Outbreak even had the one monkey as the key.
Dr. Strangelove had all the B-52s called back or destroyed but one.
You can picture the scene:
DOCTOR: Tremendous news. All the monkeys have been caught or destroyed.
OHSU BOSS: Great, so all 11 are accounted for?
DOCTOR: 11? I thought you said there were 10?
(Dramatic music)
SCIENTIST: Don't worry. The monkeys are programmed to die of the virus within 48 hours of escaping.
OHSI BOSS: So there is absolutely no way for the virus to spread?
SCIENTIST: I assure you, this is 100% safe - it can not fail. The system is completely reliable.
It's evening up at the zoo. The escaped monkey lays a branch over a fence, and crawls into the cage of a zoo monkey. The two beasts begin humping furiously. The OHSU monkey finishes and then keels over dead.

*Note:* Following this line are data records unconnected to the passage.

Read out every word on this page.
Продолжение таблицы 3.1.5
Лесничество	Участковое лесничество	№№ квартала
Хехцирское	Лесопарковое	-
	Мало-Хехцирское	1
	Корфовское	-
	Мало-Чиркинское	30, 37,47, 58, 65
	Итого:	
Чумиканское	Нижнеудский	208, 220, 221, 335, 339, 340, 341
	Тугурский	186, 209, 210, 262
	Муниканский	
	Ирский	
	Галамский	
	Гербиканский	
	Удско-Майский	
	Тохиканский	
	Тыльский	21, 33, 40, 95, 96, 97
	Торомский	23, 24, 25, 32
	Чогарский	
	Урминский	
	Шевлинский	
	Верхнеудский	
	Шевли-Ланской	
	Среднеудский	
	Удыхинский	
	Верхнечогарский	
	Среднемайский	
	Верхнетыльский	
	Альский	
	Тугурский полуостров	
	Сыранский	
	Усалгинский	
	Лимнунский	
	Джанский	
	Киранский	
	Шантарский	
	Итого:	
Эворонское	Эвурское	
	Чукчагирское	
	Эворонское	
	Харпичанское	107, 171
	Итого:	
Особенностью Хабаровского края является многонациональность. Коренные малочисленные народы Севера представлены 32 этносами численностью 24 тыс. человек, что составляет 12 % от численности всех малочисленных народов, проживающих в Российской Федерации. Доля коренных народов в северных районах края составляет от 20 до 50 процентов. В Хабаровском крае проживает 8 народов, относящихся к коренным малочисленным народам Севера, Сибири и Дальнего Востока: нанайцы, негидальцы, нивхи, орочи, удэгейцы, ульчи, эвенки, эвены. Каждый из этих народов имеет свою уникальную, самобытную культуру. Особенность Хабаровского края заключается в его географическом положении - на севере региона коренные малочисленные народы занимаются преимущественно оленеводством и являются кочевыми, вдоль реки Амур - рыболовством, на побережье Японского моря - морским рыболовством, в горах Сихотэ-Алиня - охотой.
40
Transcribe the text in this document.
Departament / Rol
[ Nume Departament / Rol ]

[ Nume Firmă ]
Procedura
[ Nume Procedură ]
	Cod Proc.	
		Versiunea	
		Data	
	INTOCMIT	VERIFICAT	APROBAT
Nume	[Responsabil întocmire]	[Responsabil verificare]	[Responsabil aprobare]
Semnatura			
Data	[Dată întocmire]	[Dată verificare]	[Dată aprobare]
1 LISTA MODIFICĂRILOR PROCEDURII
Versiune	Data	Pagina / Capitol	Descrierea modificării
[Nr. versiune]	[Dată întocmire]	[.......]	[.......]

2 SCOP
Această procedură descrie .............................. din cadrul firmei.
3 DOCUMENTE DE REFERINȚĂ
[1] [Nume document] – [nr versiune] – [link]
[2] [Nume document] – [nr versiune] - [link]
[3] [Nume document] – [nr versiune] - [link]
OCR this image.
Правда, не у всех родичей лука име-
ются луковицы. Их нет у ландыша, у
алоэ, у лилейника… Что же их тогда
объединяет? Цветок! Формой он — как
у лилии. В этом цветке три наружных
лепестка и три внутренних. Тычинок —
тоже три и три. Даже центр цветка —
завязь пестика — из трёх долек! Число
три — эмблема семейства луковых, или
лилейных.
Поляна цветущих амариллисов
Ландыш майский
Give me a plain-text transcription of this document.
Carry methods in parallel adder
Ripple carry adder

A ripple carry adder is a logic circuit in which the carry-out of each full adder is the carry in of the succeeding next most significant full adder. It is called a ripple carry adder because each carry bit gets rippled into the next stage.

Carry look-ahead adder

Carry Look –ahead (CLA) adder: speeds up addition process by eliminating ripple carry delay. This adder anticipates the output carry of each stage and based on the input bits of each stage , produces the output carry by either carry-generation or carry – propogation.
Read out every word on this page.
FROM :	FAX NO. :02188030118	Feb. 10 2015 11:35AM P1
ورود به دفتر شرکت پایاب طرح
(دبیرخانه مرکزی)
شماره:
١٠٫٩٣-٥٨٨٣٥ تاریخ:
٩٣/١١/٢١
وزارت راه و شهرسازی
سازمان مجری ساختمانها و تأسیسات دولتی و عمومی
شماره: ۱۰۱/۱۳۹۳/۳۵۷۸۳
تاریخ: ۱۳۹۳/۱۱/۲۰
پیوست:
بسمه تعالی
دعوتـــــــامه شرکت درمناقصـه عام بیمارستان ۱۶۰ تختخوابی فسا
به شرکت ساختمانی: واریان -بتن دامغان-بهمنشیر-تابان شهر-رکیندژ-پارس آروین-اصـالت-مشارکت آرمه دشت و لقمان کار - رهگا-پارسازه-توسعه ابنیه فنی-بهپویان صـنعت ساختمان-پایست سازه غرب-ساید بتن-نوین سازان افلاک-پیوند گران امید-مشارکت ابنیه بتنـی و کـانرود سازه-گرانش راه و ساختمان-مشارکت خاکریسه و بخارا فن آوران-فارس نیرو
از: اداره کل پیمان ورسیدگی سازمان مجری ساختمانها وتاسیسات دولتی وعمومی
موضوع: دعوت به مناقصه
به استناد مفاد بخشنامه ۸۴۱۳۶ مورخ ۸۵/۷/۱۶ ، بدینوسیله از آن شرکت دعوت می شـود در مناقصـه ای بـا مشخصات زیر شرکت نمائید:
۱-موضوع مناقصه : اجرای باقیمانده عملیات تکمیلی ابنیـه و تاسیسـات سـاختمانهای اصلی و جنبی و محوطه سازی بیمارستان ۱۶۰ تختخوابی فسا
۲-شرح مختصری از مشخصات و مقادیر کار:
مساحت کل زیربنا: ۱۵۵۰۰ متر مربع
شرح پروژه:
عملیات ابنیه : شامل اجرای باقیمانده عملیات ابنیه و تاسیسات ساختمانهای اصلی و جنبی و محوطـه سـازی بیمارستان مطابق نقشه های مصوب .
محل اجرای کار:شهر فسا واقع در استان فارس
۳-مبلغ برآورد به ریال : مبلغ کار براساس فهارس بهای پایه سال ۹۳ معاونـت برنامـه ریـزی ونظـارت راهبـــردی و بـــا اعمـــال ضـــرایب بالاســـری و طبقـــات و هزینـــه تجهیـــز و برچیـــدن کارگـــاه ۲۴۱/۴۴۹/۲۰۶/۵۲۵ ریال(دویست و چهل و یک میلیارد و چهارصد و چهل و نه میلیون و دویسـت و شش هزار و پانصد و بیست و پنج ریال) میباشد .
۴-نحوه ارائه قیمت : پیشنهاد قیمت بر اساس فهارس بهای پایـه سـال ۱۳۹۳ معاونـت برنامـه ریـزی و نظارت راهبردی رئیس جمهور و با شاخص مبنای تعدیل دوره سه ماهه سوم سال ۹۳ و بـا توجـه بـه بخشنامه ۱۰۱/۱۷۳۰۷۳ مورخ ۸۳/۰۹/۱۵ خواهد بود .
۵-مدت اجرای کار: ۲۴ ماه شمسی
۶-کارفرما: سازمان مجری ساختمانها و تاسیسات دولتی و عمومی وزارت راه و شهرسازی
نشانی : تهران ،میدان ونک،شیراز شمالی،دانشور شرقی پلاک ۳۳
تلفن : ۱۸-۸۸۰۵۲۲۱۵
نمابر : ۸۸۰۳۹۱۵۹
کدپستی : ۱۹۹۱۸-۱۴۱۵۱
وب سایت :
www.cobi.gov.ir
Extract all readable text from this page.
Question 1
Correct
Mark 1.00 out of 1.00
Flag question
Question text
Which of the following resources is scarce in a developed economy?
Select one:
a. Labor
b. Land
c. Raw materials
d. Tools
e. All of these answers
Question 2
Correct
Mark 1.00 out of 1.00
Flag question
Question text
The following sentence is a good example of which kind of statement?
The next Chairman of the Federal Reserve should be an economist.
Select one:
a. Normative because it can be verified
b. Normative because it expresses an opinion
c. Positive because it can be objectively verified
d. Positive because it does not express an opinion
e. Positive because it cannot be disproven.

The other monkey looks
at the camera, her eyes glow red for a second, then she climbs the branch and scampers out of the cage, heading down the Sunset Highway, with the next Great Plague safely tucked into her womb.
Outbreak 2: The Pandemic.
Posted by Bill McDonald | April 5, 2009 12:04 AM
Monkey's don't seem like very serious business to me: must be all the Curious George indoctrination.
Just send the man in the yellow hat to find him: easy schmeazy.
Posted by Mister Tee | April 5, 2009 6:49 AM
Well, as of this evening all the monkeys have been rounded up. OHSU made a big point of explaining that these monkeys are a part of the "breeding population" and not experimental animals. It is not the first time that they've staged a break.
They apparently carry Hep B which doesn't bother them but can be passed, through handling, to humans. Lucky us!
I just don't understand why the State won't let us keep pet monkeys!!
Posted by NW Portlander | April 5, 2009 7:47 PM
I'm glad you're all having a good time with this.
Don't you realize that this is how the zombie apocalypse begins?!
Posted by MachineShedFred | April 6, 2009 7:49 AM
Mister Tee -- I had my gallbladder out in January, and was pretty pleased with the results. My surgeon was Dr. Kim Swartz from The Oregon Clinic, who operates at St. Vincent's.